Mar
11
Tue
IAA & CS Department Seminar Series – Yiwei Lyu @ Malone Hall 228, Johns Hopkins University
Mar 11 @ 12:15 pm – 1:15 pm

Title: Conscience in Motion: Safe Decision-Making Towards Responsible Robotics

Abstract: As robots become increasingly integrated into our daily lives, ranging from household assistants to autonomous vehicles, ensuring that they make safe, reliable, and ethically sound decisions is more urgent than ever. In this talk, Yiwei will present her research on achieving provable safety for robots operating in uncertain, unstructured environments. She will begin by introducing a control-theoretic framework that provides a mathematical foundation for guaranteeing safety in probabilistic settings, while allowing the robot to accomplish its tasks without being overly conservative. Building on this, Yiwei will explore the challenge of collective safety in multi-agent systems, where robots must collaborate with heterogeneous teammates in a decentralized manner and make context-aware decisions. She will show how a novel responsibility reasoning approach, combined with rigorous control-theoretic methods, can lead to group intelligence with formal safety assurances. Next, Yiwei will discuss how to learn underdefined safety specifications by blending data-driven learning with control-theoretic techniques—addressing the question, “How safe is safe?” and enabling robots to adapt and refine safety constraints in real time. Yiwei will conclude by outlining a vision for responsible robotics — systems that not only guarantee physical safety, but also align their behavior with human values, comply with ethical and legal standards, and seamlessly integrate into sectors such as healthcare, transportation, and domestic environments.

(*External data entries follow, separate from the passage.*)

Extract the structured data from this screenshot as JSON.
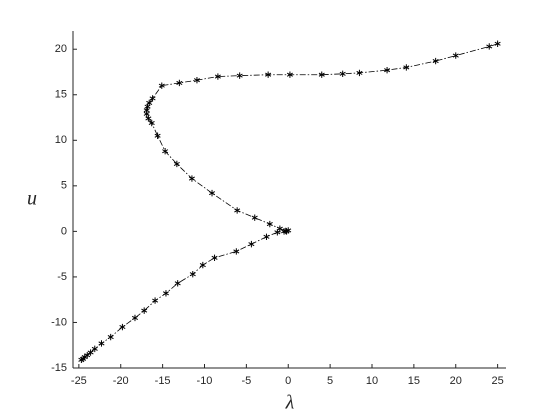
{
  "chart_data": {
    "type": "line",
    "x_label": "λ",
    "y_label": "u",
    "xlim": [
      -25.7,
      26
    ],
    "ylim": [
      -15,
      22
    ],
    "xticks": [
      -25,
      -20,
      -15,
      -10,
      -5,
      0,
      5,
      10,
      15,
      20,
      25
    ],
    "yticks": [
      -15,
      -10,
      -5,
      0,
      5,
      10,
      15,
      20
    ],
    "grid": false,
    "series": [
      {
        "color": "#000000",
        "x": [
          -24.7,
          -24.5,
          -24.3,
          -24.0,
          -23.6,
          -23.1,
          -22.3,
          -21.2,
          -19.8,
          -18.3,
          -17.2,
          -15.9,
          -14.6,
          -13.2,
          -11.4,
          -10.2,
          -8.8,
          -6.2,
          -4.4,
          -2.6,
          -1.3,
          -0.5,
          -0.2,
          0,
          -0.3,
          -1.0,
          -2.2,
          -4.0,
          -6.1,
          -9.1,
          -11.5,
          -13.3,
          -14.7,
          -15.6,
          -16.3,
          -16.7,
          -16.9,
          -16.9,
          -16.8,
          -16.6,
          -16.2,
          -15.1,
          -13.0,
          -10.9,
          -8.4,
          -5.8,
          -2.4,
          0.2,
          4.0,
          6.5,
          8.5,
          11.8,
          14.1,
          17.6,
          20.0,
          24.0,
          25.0
        ],
        "values": [
          -14.1,
          -14.0,
          -13.8,
          -13.6,
          -13.3,
          -12.9,
          -12.3,
          -11.6,
          -10.5,
          -9.5,
          -8.7,
          -7.6,
          -6.8,
          -5.7,
          -4.7,
          -3.7,
          -2.9,
          -2.2,
          -1.4,
          -0.6,
          -0.1,
          0,
          0,
          0.1,
          0.05,
          0.3,
          0.8,
          1.5,
          2.3,
          4.2,
          5.8,
          7.4,
          8.8,
          10.5,
          11.9,
          12.4,
          12.9,
          13.3,
          13.7,
          14.1,
          14.6,
          16.0,
          16.3,
          16.6,
          17.0,
          17.1,
          17.2,
          17.2,
          17.2,
          17.3,
          17.4,
          17.7,
          18.0,
          18.7,
          19.3,
          20.3,
          20.6
        ]
      }
    ]
  }
}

Bio: Yiwei Lyu is a final-year Ph.D. candidate in the Department of Electrical and Computer Engineering at Carnegie Mellon University, advised by Dr. John Dolan. Her research in robotics sits at the intersection of control theory, machine learning, and social science, with broad interests in safe control and verification, behavior planning, and human-robot interaction. Specifically, she develops principled methods to enable safe robot autonomy in multi-agent systems, supporting effective collaboration among robots and between robots and humans in uncertain, dynamic environments. Yiwei is a recipient of the Qualcomm Innovation Fellowship and received an honorable mention for the Jane Street Graduate Research Fellowship. She was also recognized as an IEEE/ACM Human-Robot Interaction (HRI) Pioneer and named a 2024 MIT EECS Rising Star. Her work has earned best paper awards and nominations at multiple conferences, including AAMAS, AAAI, and IFAC CPHS, as well as workshops at ICRA, IROS, and IJCAI. Prior to joining CMU in 2019, Yiwei earned her Bachelor’s degree in Electronic and Information Engineering from the Chinese University of Hong Kong, Shenzhen (CUHK-Shenzhen).